The short answer is because I’ve seen what happens when people choose violence and I’ve seen what happens when people choose healing.
I didn’t have an easy childhood. Not because my parents were bad or anything like that. I was just lost. I don’t want to get into all the details, I’m not ready for a full tell-all. But I will say this, I was a sensitive kid who grew up without much sense of self-worth. Whatever natural confidence I might have had was slowly worn down. By the time 7th grade rolled around, I already felt like I didn’t matter much. The public school system of the 1970s and 80s was pretty rough.
If you were different, sensitive, anxious, or already carrying emotional weight, it could be brutal. Systems can be cold.
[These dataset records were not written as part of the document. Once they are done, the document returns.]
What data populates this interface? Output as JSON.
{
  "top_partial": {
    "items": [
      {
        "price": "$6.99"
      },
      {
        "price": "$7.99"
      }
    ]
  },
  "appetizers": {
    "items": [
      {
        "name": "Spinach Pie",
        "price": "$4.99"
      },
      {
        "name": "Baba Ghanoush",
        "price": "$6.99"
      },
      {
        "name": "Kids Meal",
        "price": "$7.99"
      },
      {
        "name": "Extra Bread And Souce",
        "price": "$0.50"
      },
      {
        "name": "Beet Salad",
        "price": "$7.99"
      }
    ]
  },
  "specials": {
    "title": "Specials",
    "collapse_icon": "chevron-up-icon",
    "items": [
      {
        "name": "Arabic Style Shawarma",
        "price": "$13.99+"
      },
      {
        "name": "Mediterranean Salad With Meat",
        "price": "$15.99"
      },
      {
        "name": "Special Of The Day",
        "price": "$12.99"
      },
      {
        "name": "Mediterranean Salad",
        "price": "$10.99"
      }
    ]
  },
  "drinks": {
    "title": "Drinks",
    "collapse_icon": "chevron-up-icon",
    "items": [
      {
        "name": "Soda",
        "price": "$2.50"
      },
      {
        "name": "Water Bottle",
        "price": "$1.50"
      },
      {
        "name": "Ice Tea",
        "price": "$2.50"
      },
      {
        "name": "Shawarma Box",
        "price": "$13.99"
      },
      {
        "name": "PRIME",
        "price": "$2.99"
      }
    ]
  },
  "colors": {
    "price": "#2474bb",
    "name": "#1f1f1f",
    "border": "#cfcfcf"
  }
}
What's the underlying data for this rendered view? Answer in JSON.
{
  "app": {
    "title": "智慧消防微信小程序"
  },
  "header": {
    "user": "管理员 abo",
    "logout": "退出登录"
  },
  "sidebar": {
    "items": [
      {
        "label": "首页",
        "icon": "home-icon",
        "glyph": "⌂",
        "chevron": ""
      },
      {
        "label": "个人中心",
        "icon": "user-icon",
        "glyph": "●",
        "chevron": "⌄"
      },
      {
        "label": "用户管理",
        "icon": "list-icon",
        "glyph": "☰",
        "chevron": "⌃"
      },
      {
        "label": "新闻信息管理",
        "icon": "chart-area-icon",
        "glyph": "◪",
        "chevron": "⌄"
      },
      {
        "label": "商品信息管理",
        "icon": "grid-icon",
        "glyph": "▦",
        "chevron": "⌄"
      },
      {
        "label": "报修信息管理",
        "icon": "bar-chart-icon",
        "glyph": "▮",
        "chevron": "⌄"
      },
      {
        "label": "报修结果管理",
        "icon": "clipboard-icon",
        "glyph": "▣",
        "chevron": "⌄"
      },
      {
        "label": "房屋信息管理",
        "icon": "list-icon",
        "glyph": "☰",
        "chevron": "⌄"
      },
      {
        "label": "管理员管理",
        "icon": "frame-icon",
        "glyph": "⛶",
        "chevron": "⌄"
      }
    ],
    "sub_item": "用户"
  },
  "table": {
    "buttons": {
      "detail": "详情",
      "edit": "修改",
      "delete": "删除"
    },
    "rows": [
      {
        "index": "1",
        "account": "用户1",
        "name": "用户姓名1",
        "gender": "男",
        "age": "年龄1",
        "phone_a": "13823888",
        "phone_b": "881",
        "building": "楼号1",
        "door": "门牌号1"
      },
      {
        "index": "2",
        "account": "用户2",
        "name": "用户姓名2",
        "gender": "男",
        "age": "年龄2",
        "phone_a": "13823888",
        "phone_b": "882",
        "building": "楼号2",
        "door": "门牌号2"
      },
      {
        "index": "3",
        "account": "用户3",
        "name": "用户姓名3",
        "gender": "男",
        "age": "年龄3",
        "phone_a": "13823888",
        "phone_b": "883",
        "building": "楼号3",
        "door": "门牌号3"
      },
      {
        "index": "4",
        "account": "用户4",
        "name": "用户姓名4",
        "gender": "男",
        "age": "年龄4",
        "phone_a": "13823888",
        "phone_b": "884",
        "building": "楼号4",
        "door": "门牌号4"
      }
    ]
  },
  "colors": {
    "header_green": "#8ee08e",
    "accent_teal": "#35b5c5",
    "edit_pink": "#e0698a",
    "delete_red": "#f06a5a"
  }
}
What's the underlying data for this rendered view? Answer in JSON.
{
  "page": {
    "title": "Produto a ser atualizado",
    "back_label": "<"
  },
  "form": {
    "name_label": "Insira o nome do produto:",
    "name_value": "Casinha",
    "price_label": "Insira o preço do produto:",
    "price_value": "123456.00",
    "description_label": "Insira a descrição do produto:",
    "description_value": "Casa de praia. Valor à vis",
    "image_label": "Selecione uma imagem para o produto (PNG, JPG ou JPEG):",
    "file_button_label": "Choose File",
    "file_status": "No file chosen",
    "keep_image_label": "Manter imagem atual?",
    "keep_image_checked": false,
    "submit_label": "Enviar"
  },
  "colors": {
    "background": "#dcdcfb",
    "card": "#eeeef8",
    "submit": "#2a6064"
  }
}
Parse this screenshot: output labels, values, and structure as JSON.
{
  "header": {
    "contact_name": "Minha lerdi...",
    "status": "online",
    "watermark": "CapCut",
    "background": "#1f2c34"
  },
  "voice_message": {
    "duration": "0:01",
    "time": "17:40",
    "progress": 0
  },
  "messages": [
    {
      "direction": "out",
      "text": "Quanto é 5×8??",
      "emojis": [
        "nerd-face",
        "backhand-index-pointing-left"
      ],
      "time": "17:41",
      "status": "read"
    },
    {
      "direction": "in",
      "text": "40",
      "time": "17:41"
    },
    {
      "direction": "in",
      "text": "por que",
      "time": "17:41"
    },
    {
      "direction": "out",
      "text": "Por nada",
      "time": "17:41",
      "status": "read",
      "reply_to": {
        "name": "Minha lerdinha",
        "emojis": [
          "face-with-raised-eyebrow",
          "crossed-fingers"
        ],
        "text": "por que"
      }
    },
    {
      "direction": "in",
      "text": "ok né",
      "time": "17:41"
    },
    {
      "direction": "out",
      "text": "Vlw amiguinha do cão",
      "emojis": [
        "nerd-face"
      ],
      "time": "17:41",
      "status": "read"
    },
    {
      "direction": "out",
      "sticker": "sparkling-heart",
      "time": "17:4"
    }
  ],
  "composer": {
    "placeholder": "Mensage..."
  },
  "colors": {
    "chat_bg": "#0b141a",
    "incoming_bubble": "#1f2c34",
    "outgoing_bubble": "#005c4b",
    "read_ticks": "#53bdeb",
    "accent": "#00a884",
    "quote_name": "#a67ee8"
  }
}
And when you already feel invisible or broken, you start looking for belonging wherever you can find it.
By seventh grade, I was drinking hard liquor. Not just experimenting. Drinking. That’s how early I learned to numb myself.
At 16 years old, I got involved with people I had no business being around. It started innocently enough, I had a crush on a girl and started dating her. But her brothers were grown men involved in organized crime. Once I was in their orbit, walking away wasn’t that simple. Fear keeps you stuck. Survival becomes your primary goal.
I saw things during that time that changed me forever. Violence, drugs, death. People getting arrested, people going back to prison. People being murdered.
Eventually, that world began to collapse in on itself. Some went back inside. Some didn’t make it. And that was my opening, my chance to escape.
I took it.
Not long after that, I met a Tae Kwon Do master from Korea. He didn’t just teach me martial arts. He taught me meditation. Discipline. Self-respect. He helped me get off alcohol and drugs. For the first time, I started to feel like maybe I could become someone different. Someone better. Someone who mattered.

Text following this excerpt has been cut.